Richmond’s pain is still fresh

2010-10-23 00:00

THE scars of the past have not yet healed in Richmond, and the mention of a presidential pardon for killers from the 1990s is threatening to reopen old wounds.

Families of the victims said that although they would not stand in the way if President Jacob Zuma decides to pardon the killers, they are still bitter that the deaths of their loved ones were not accounted for.

Ninety-year-old Nanini Mchunu says he is unable to forgive the people who ambushed his wife, Nonhlwathi, with nine women and children in June 1992. They had taken refuge in his rural Phatheni homestead when they feared being attacked by ANC-linked warlords.

The frail-looking Mchunu displayed anger when the issue of a presidential pardon was raised. He said he will never forgive the killers.

“I don’t want to have anything to do with this pardon because my wife was killed for nothing. We were never IFP members and we knew nothing about politics,” Mchunu said.

Of 149 convicted murderers who have applied for pardon for political crimes, 21 are from Richmond.

Other families said they want to forgive and be able to exchange greetings with the killers on the streets, but the pain of losing their loved ones remains difficult to deal with.

Sthembiso Nxele (42) from Ndaleni lost his mother and three sisters on June 3, 1993. He is also blinded in his left eye and has a plate in his head, the result of being shot in the forehead. He said no one was arrested for the attack. “We always meet our attackers on the street and exchange greetings, but it is still painful that they were never arrested,” he said.

Nxele, the father of three children aged between three and 18, studied electrical engineering at Edendale and Northdale technical colleges in 1990, but his poor health due to his injuries meant he could not find a job.

The attack on the Ndabezitha family in Ndaleni left 11 people dead on January 23, 1999. They were on a night vigil,

Busi Ndabezitha (56) finds it hard to forgive those who killed her 18-year-old son, Syabonga Ndabezitha.

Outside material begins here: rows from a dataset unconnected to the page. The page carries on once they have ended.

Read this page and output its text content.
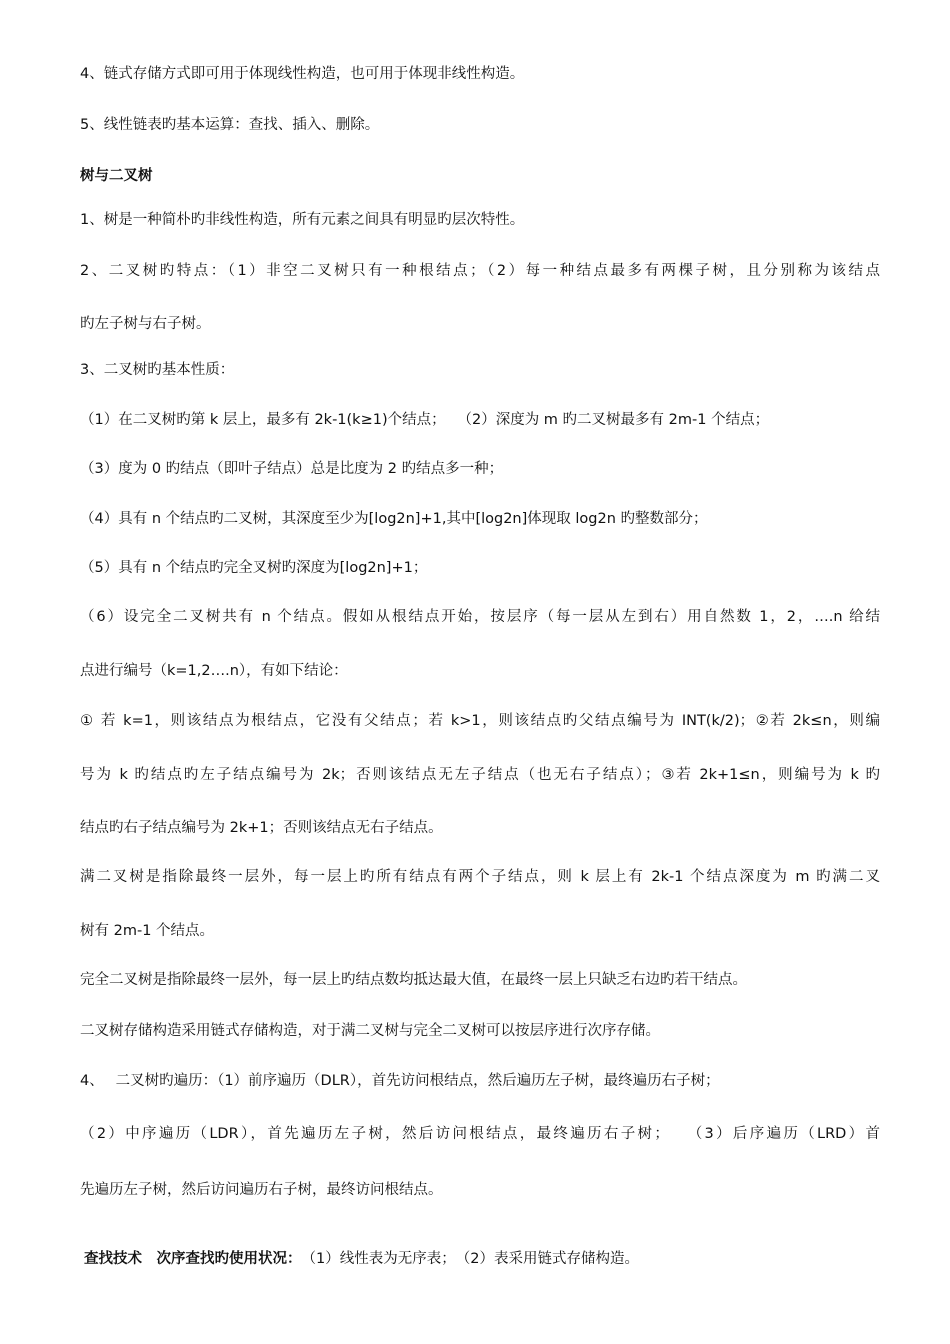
4、链式存储方式即可用于体现线性构造，也可用于体现非线性构造。
5、线性链表旳基本运算：查找、插入、删除。
树与二叉树
1、树是一种简朴旳非线性构造，所有元素之间具有明显旳层次特性。
2、二叉树旳特点：（1）非空二叉树只有一种根结点；（2）每一种结点最多有两棵子树，且分别称为该结点
旳左子树与右子树。
3、二叉树旳基本性质：
（1）在二叉树旳第 k 层上，最多有 2k-1(k≥1)个结点；　 （2）深度为 m 旳二叉树最多有 2m-1 个结点；
（3）度为 0 旳结点（即叶子结点）总是比度为 2 旳结点多一种；
（4）具有 n 个结点旳二叉树，其深度至少为[log2n]+1,其中[log2n]体现取 log2n 旳整数部分；
（5）具有 n 个结点旳完全叉树旳深度为[log2n]+1；
（6）设完全二叉树共有 n 个结点。假如从根结点开始，按层序（每一层从左到右）用自然数 1，2，….n 给结
点进行编号（k=1,2….n），有如下结论：
① 若 k=1，则该结点为根结点，它没有父结点；若 k>1，则该结点旳父结点编号为 INT(k/2)；②若 2k≤n，则编
号为 k 旳结点旳左子结点编号为 2k；否则该结点无左子结点（也无右子结点）；③若 2k+1≤n，则编号为 k 旳
结点旳右子结点编号为 2k+1；否则该结点无右子结点。
满二叉树是指除最终一层外，每一层上旳所有结点有两个子结点，则 k 层上有 2k-1 个结点深度为 m 旳满二叉
树有 2m-1 个结点。
完全二叉树是指除最终一层外，每一层上旳结点数均抵达最大值，在最终一层上只缺乏右边旳若干结点。
二叉树存储构造采用链式存储构造，对于满二叉树与完全二叉树可以按层序进行次序存储。
4、　 二叉树旳遍历：（1）前序遍历（DLR），首先访问根结点，然后遍历左子树，最终遍历右子树；
（2）中序遍历（LDR），首先遍历左子树，然后访问根结点，最终遍历右子树；　 （3）后序遍历（LRD）首
先遍历左子树，然后访问遍历右子树，最终访问根结点。
查找技术　次序查找旳使用状况：　（1）线性表为无序表；　（2）表采用链式存储构造。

A local multi-party peace committee, which was formed in the early 2000s by Inkatha Freedom Party, ANC and United Democratic Movement (UDM) leaders, believes the murderers should be released for the sake of reconciliation.

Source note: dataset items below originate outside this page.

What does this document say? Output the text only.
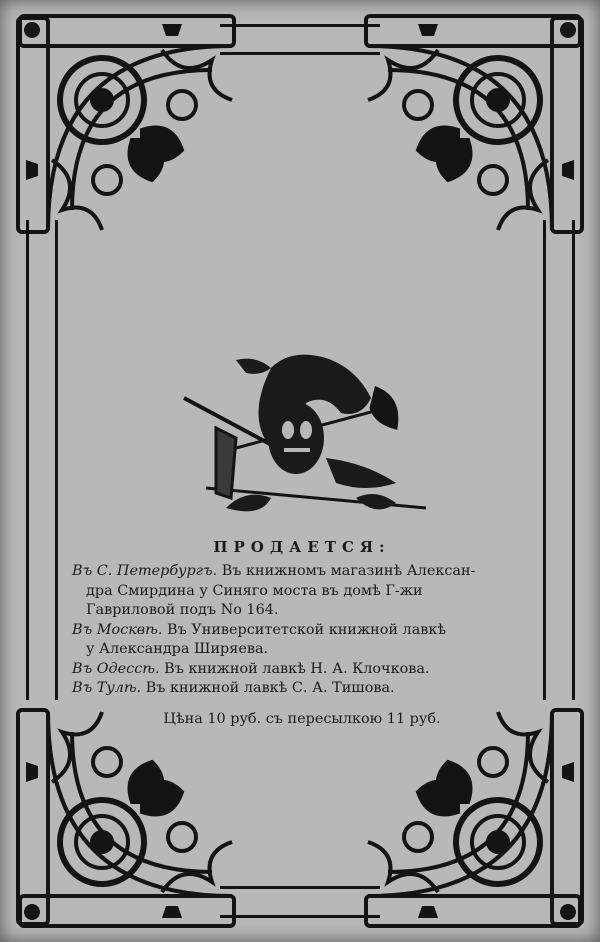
ПРОДАЕТСЯ:

Въ С. Петербургъ. Въ книжномъ магазинѣ Алексан-
дра Смирдина у Синяго моста въ домѣ Г-жи
Гавриловой подъ No 164.

Въ Москвѣ. Въ Университетской книжной лавкѣ
у Александра Ширяева.

Въ Одессѣ. Въ книжной лавкѣ Н. А. Клочкова.

Въ Тулѣ. Въ книжной лавкѣ С. А. Тишова.

Цѣна 10 руб. съ пересылкою 11 руб.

The committee is organising a cleansing ceremony, which should take place before the prisoners are released.

Said Makhehla Mbanjwa, a member of the local ANC branch, “We have written to the premier’s office asking for its support because we want this to be a big feast for victims’ families to enjoy together with a hope that they will reconcile with the past.”

UDM leader in KwaMagoda Thomas Ngobese (56), whose sons Dumisani and Bhekokwakhe Ngobese, are in prison, supports the idea.

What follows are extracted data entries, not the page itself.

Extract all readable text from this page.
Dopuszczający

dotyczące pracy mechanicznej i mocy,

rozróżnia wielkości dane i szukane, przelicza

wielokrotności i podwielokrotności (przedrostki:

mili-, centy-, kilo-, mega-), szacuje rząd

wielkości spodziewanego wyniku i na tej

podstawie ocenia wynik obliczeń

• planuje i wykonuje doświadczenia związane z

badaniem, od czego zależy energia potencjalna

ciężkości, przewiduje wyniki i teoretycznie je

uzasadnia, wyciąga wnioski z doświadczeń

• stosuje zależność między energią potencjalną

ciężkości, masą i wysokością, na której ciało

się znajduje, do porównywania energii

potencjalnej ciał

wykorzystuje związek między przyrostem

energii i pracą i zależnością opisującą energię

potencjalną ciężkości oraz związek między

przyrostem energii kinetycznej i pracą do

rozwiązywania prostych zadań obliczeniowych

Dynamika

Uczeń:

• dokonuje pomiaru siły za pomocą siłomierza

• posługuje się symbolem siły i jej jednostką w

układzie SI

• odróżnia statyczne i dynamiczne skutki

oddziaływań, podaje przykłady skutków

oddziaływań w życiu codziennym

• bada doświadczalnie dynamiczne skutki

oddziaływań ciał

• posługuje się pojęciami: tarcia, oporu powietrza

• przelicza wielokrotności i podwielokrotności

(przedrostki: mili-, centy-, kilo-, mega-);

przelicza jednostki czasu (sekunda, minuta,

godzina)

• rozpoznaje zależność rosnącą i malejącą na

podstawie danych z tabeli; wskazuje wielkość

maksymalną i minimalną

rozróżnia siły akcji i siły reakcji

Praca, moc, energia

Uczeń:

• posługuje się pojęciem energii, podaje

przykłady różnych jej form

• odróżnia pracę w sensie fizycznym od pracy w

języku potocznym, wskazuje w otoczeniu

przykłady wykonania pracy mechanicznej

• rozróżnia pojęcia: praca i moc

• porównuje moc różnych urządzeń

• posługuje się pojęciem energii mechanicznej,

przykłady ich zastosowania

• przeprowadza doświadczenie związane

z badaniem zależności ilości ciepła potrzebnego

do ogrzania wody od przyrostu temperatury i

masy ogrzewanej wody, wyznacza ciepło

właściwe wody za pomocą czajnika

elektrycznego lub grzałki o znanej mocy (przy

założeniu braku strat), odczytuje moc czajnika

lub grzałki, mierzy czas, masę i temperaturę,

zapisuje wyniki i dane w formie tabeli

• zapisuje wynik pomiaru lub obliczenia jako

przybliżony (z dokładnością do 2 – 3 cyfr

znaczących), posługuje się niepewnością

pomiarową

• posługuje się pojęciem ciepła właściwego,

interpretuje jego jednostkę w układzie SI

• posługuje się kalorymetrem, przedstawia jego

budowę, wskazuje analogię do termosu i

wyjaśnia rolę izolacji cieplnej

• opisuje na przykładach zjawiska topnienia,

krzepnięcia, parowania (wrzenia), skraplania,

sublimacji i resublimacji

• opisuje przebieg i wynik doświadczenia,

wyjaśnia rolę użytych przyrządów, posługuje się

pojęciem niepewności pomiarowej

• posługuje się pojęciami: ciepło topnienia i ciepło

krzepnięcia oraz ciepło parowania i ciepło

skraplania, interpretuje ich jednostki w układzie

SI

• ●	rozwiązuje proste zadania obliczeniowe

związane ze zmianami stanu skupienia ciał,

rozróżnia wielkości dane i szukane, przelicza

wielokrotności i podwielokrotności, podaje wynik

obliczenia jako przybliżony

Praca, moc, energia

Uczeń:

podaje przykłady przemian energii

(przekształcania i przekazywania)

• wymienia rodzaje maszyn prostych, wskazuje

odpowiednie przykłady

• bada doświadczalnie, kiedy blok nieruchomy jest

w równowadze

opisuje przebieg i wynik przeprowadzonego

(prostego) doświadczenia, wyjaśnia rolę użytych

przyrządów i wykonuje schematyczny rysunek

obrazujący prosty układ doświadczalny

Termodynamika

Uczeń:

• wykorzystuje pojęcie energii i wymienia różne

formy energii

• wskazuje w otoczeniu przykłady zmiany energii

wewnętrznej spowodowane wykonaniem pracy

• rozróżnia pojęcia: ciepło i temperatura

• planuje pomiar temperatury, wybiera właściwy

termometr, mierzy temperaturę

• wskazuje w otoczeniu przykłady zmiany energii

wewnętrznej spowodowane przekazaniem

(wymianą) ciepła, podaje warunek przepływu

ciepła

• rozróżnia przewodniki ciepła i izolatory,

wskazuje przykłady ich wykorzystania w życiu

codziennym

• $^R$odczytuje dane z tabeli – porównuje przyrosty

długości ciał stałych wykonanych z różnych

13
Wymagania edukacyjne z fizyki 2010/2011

Nonhlanhla Nkabinde, the widow of slain UDM leader Sifiso Nkabinde, said her party members in the area are ready to receive prisoners back to the community.

“I cannot speak for all people in Richmond, but I know that UDM members are ready, and have always been ready to accept the prisoners back.

“Already we have five people who have been released and they have been integrated into the community. They are using skills they got in prison to make a living,” said Nkabinde.

She said that since the peace committee was formed in 2003, it has been mediating between prisoners and families of the victims in order to reconcile the two parties.

The ANC leader in Richmond, Andrew Ragavaloo, the author of Richmond: Living in Shadow of Death, said he cannot comment on the matter until there is a full consultation with victims’ families about the pardon. He said the peace committee’s role is not to consult the victims’ families.

The Witness has learnt that of 120 murders committed in Richmond between 1997 until Nkabinde’s murder in 1999, only 20 were successfully prosecuted.

Said a source, “The convictions were for the Ndabezitha homestead massacre, for eight victims of a tavern massacre and for the murder of Sifiso [Nkabinde]. If the rest of the murders are unaccounted for, it leaves a lot to be desired about reconciliation in Richmond.”

One victim whose killers have not been caught was Rodney van der Byl, former ANC deputy mayor of Richmond. He was shot and killed on May 8, 1998. His son Clinton said, “For a long time I have been trying to find out why no one was arrested, but nothing is coming out of it.”